Invincible, New Vic theatre, Newcastle-under-Lyme - review and pictures
So who, or what, is invincible? Not the English football team, for sure, or Vince the cat, or any of the four superficially strong characters in this well-told contemporary take on the clash of class and culture in a broken Britain.
Emily and Oliver, from the metropolitan socialist and liberal elite, re-locate to the north for a cheaper rental and to raise their children "among real people" following redundancy in the recession. They face anticipated challenges with confidence: "It's up to people like us to improve the local failing school – that's why I've applied to join the governing board."
Their new next door neighbours are working class locals born and bred, also suffering from the recession. Invited round for drinks – well, green tea in tiny teacups – Dawn enters like a diva in heels and low-cut scarlet dress. Alan makes an equally dramatic entrance once the England game is finished, brandishing a beer can and pirouetting round the furniture expounding his football philosophy.
This collision of attitudes and values of the two couples starts like a sit-com with easily recognisable, exaggerated characters. The pace and temperature ramps up when Emily, who paints pretentious abstracts, is asked for her honest opinion of Alan's portraits of his cat Vince. And again when Emily blames Tony Blair for "sending misguided, ignorant" soldiers to Iraq before realising that when Alan said their eldest son was "away" he didn't mean at college.
The humour ramps up too, especially at the start of the second act when crossed wires involving the sticky end of Vince (named after HMS Invincible) and another distinctly un-neighbourly act are played as farce. It's beautifully choreographed and very funny, leading through a cruel mockery to an emotionally charged denouement played as the tragedy it is.

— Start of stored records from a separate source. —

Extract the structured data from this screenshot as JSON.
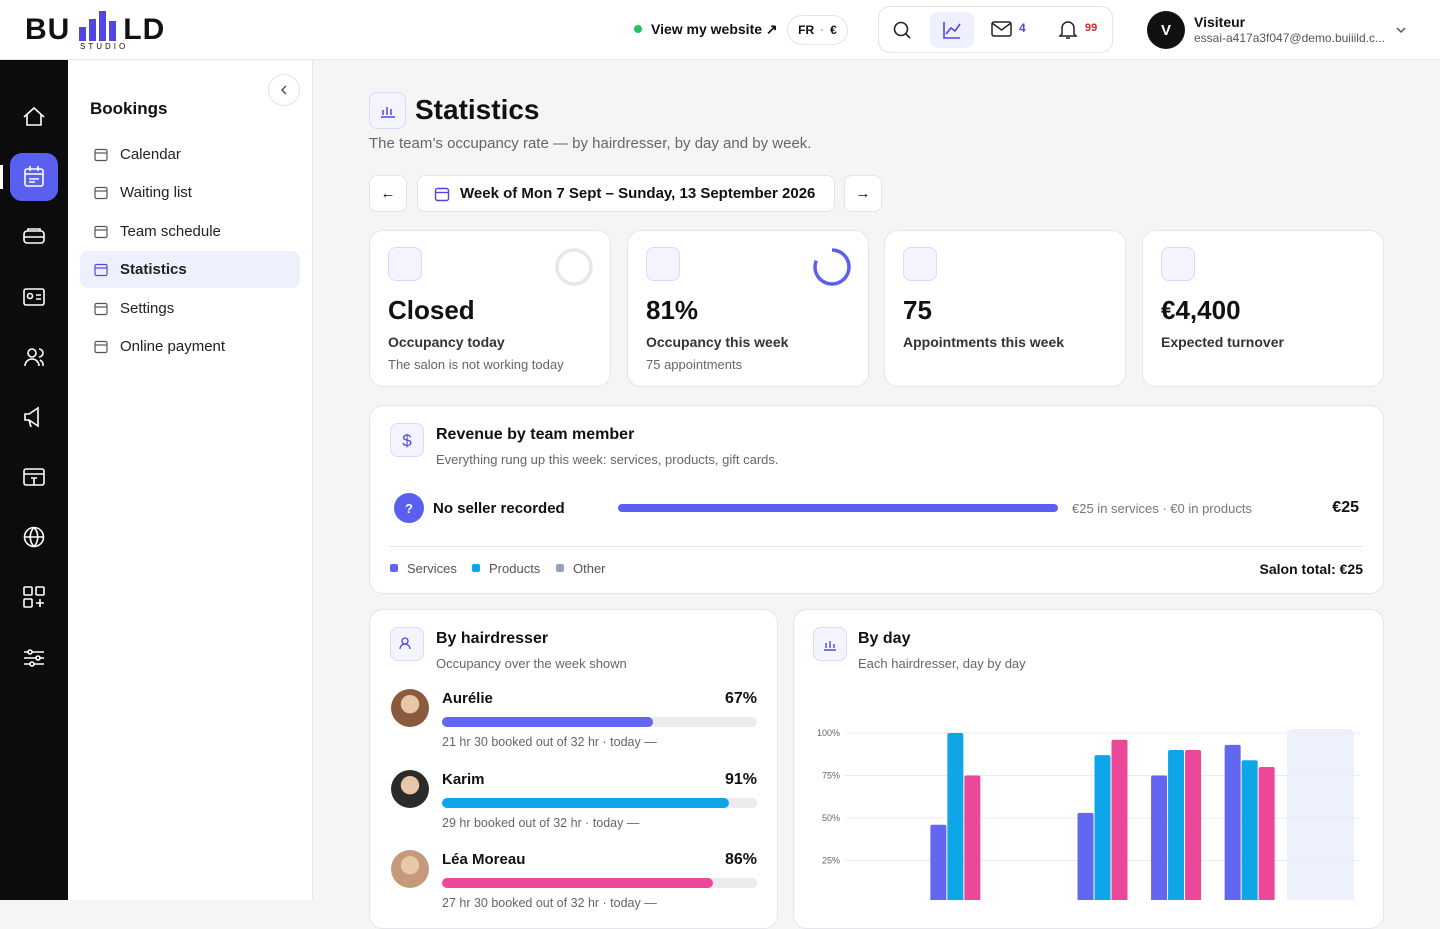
{
  "header": {
    "logo_left": "BU",
    "logo_right": "LD",
    "logo_sub": "STUDIO",
    "view_site": "View my website ↗",
    "language": "FR",
    "currency": "€",
    "mail_count": 4,
    "notification_count": 99,
    "user": {
      "initial": "V",
      "name": "Visiteur",
      "email": "essai-a417a3f047@demo.buiiild.c..."
    }
  },
  "sidebar": {
    "title": "Bookings",
    "items": [
      "Calendar",
      "Waiting list",
      "Team schedule",
      "Statistics",
      "Settings",
      "Online payment"
    ],
    "active": 3
  },
  "page": {
    "title": "Statistics",
    "subtitle": "The team’s occupancy rate — by hairdresser, by day and by week.",
    "week": "Week of Mon 7 Sept – Sunday, 13 September 2026",
    "prev": "←",
    "next": "→"
  },
  "kpis": [
    {
      "value": "Closed",
      "ring": 0,
      "label": "Occupancy today",
      "note": "The salon is not working today"
    },
    {
      "value": "81%",
      "ring": 81,
      "label": "Occupancy this week",
      "note": "75 appointments"
    },
    {
      "value": "75",
      "label": "Appointments this week"
    },
    {
      "value": "€4,400",
      "label": "Expected turnover"
    }
  ],
  "revenue": {
    "title": "Revenue by team member",
    "subtitle": "Everything rung up this week: services, products, gift cards.",
    "rows": [
      {
        "badge": "?",
        "name": "No seller recorded",
        "detail": "€25 in services · €0 in products",
        "amount": {
          "value": 25,
          "label": "€25"
        }
      }
    ],
    "legend": [
      {
        "name": "Services",
        "color": "#6366f1"
      },
      {
        "name": "Products",
        "color": "#0ea5e9"
      },
      {
        "name": "Other",
        "color": "#94a3b8"
      }
    ],
    "total": "Salon total: €25"
  },
  "by_hairdresser": {
    "title": "By hairdresser",
    "subtitle": "Occupancy over the week shown",
    "members": [
      {
        "name": "Aurélie",
        "pct": {
          "value": 67,
          "label": "67%"
        },
        "detail": "21 hr 30 booked out of 32 hr · today —",
        "color": "#6366f1"
      },
      {
        "name": "Karim",
        "pct": {
          "value": 91,
          "label": "91%"
        },
        "detail": "29 hr booked out of 32 hr · today —",
        "color": "#0ea5e9"
      },
      {
        "name": "Léa Moreau",
        "pct": {
          "value": 86,
          "label": "86%"
        },
        "detail": "27 hr 30 booked out of 32 hr · today —",
        "color": "#ec4899"
      }
    ]
  },
  "by_day": {
    "title": "By day",
    "subtitle": "Each hairdresser, day by day",
    "chart": {
      "type": "bar",
      "categories": [
        null,
        null,
        null,
        null,
        null,
        null,
        null
      ],
      "series": [
        {
          "color": "#6366f1",
          "values": [
            null,
            46,
            null,
            53,
            75,
            93,
            null
          ]
        },
        {
          "color": "#0ea5e9",
          "values": [
            null,
            100,
            null,
            87,
            90,
            84,
            null
          ]
        },
        {
          "color": "#ec4899",
          "values": [
            null,
            75,
            null,
            96,
            90,
            80,
            null
          ]
        }
      ],
      "ylim": [
        0,
        100
      ],
      "yticks": [
        {
          "value": 25,
          "label": "25%"
        },
        {
          "value": 50,
          "label": "50%"
        },
        {
          "value": 75,
          "label": "75%"
        },
        {
          "value": 100,
          "label": "100%"
        }
      ],
      "grid": true
    }
  }
}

Author Torben Betts writes "My plays all tend to be quite dark and I'm never one who feels constrained to deliver a happy ending." I certainly buy that. The only things that feel invincible here are English music (from Byrd to Bowie) and the enduring power of inherited wealth (enabling a re-re-location to Highgate).
But dark doesn't mean unremittingly gloomy. The humour lightens the social and political commentary and makes for a highly stimulating, enjoyable evening -- with not a mention of immigration or Brexit.
Graeme Brookes plays Alan with charming loutishness and well-judged comic timing – never more so than soliloquising about what a boring person he is. Elizabeth Boag, well known to New Vic audiences in Alan Ayckbourn productions, gives us a painfully sympathetic Dawn.
Emily Bowker and Alastair Whatley as Emily and Alan have perhaps the harder task, as they struggle with their characters' desire to be honest and say what they think -- "or else what's the point?" – and their ultimate duplicity. They pull it off handsomely.
Invincible, written in 2014, is a touring production of The Original Theatre Company.